Should I have separate container instances for the db and the apache server? Or would it be sufficient to have a single container for above use case?
If using separate containers for database and server, how could I automate spinning them up and down at the same time?
How would I actually mount /dev/cmsdir/ into the containers /var/www/-directory? Should I utilize data-volumes for this?
Did I miss any pitfalls? Anything that could be simplified?
If you need database persistance indepent of your CMS container, you can use one container for MySQL and one container for your CMS. In such case, you can have your MySQL container still running and your can redeploy your CMS as often as you want independently.
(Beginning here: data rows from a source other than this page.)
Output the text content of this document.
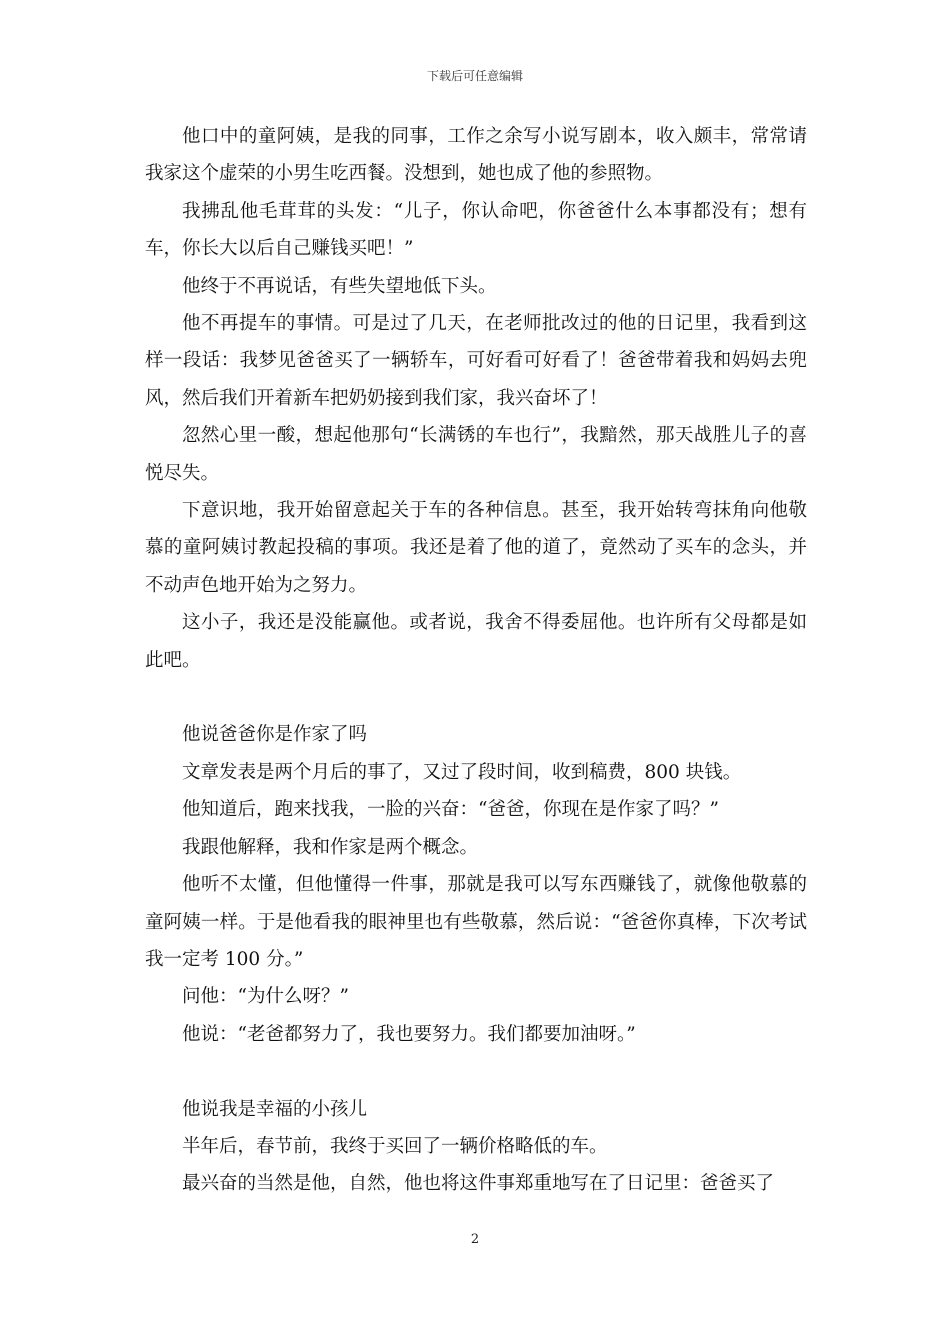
下载后可任意编辑

他口中的童阿姨，是我的同事，工作之余写小说写剧本，收入颇丰，常常请我家这个虚荣的小男生吃西餐。没想到，她也成了他的参照物。

我拂乱他毛茸茸的头发：“儿子，你认命吧，你爸爸什么本事都没有；想有车，你长大以后自己赚钱买吧！”

他终于不再说话，有些失望地低下头。

他不再提车的事情。可是过了几天，在老师批改过的他的日记里，我看到这样一段话：我梦见爸爸买了一辆轿车，可好看可好看了！爸爸带着我和妈妈去兜风，然后我们开着新车把奶奶接到我们家，我兴奋坏了！

忽然心里一酸，想起他那句“长满锈的车也行”，我黯然，那天战胜儿子的喜悦尽失。

下意识地，我开始留意起关于车的各种信息。甚至，我开始转弯抹角向他敬慕的童阿姨讨教起投稿的事项。我还是着了他的道了，竟然动了买车的念头，并不动声色地开始为之努力。

这小子，我还是没能赢他。或者说，我舍不得委屈他。也许所有父母都是如此吧。

他说爸爸你是作家了吗

文章发表是两个月后的事了，又过了段时间，收到稿费，800 块钱。

他知道后，跑来找我，一脸的兴奋：“爸爸，你现在是作家了吗？”

我跟他解释，我和作家是两个概念。

他听不太懂，但他懂得一件事，那就是我可以写东西赚钱了，就像他敬慕的童阿姨一样。于是他看我的眼神里也有些敬慕，然后说：“爸爸你真棒，下次考试我一定考 100 分。”

问他：“为什么呀？”

他说：“老爸都努力了，我也要努力。我们都要加油呀。”

他说我是幸福的小孩儿

半年后，春节前，我终于买回了一辆价格略低的车。

最兴奋的当然是他，自然，他也将这件事郑重地写在了日记里：爸爸买了

2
For development - the another option is to map mysql data directories from your host/development machine using data volumes. This way you can manage data files for mysql (in docker) using git (on host) and "reload" initial state anytime you want (before starting mysql container).
Yes, I think you should have a separate container for db.
I am using just basic script:
#!/bin/bash
$JOB1 = (docker run ... /usr/sbin/mysqld)
$JOB2 = (docker run ... /usr/sbin/apache2)
echo MySql=$JOB1, Apache=$JOB2
Yes, you can use data-volumes -v switch. I would use this for development. You can use read-only mounting, so no changes will be made to this directory if you want (your app should store data somewhere else anyway).
docker run -v=/home/user/dev/cmsdir:/var/www/cmsdir:ro image /usr/sbin/apache2
Anyway, for final deployment, I would build and image using dockerfile with ADD /home/user/dev/cmsdir /var/www/cmsdir
I don't know :-)
You want to use docker-compose. Follow the tutorial here. Very simple. Seems to tick all your boxes.
https://docs.docker.com/compose/
I understand this post is over a year old at this time, but I have recently asked myself very similar questions and have several great answers to your questions.
You can setup a MySQL docker instance and have data persist on a stateless data container, aka the data container does not need to be actively running
Yes I would recommend having a separate instance for your web server and database. This is the power of Docker.
Check out this repo I have been building. Basically it is as simple as make build & make run and you can have a web server and database container running locally.
You use the -v argument when running the container for the first time, this will link a specific folder on the container to the host running the container.
I think your ideas are great and it is currently possible to achieve all that you are asking.
Here is a turn key solution achieving all of the needs you have listed.
I've put together an easy to use docker compose setup that should match your development workflow requirements.
https://github.com/ehyland/docker-silverstripe-dev
Main Features
Persistent DB
Your choice of HHVM + NGINX or Apache2 + PHP5
Debug and set breakpoints with xDebug
The README.md should be clear enough to get you started.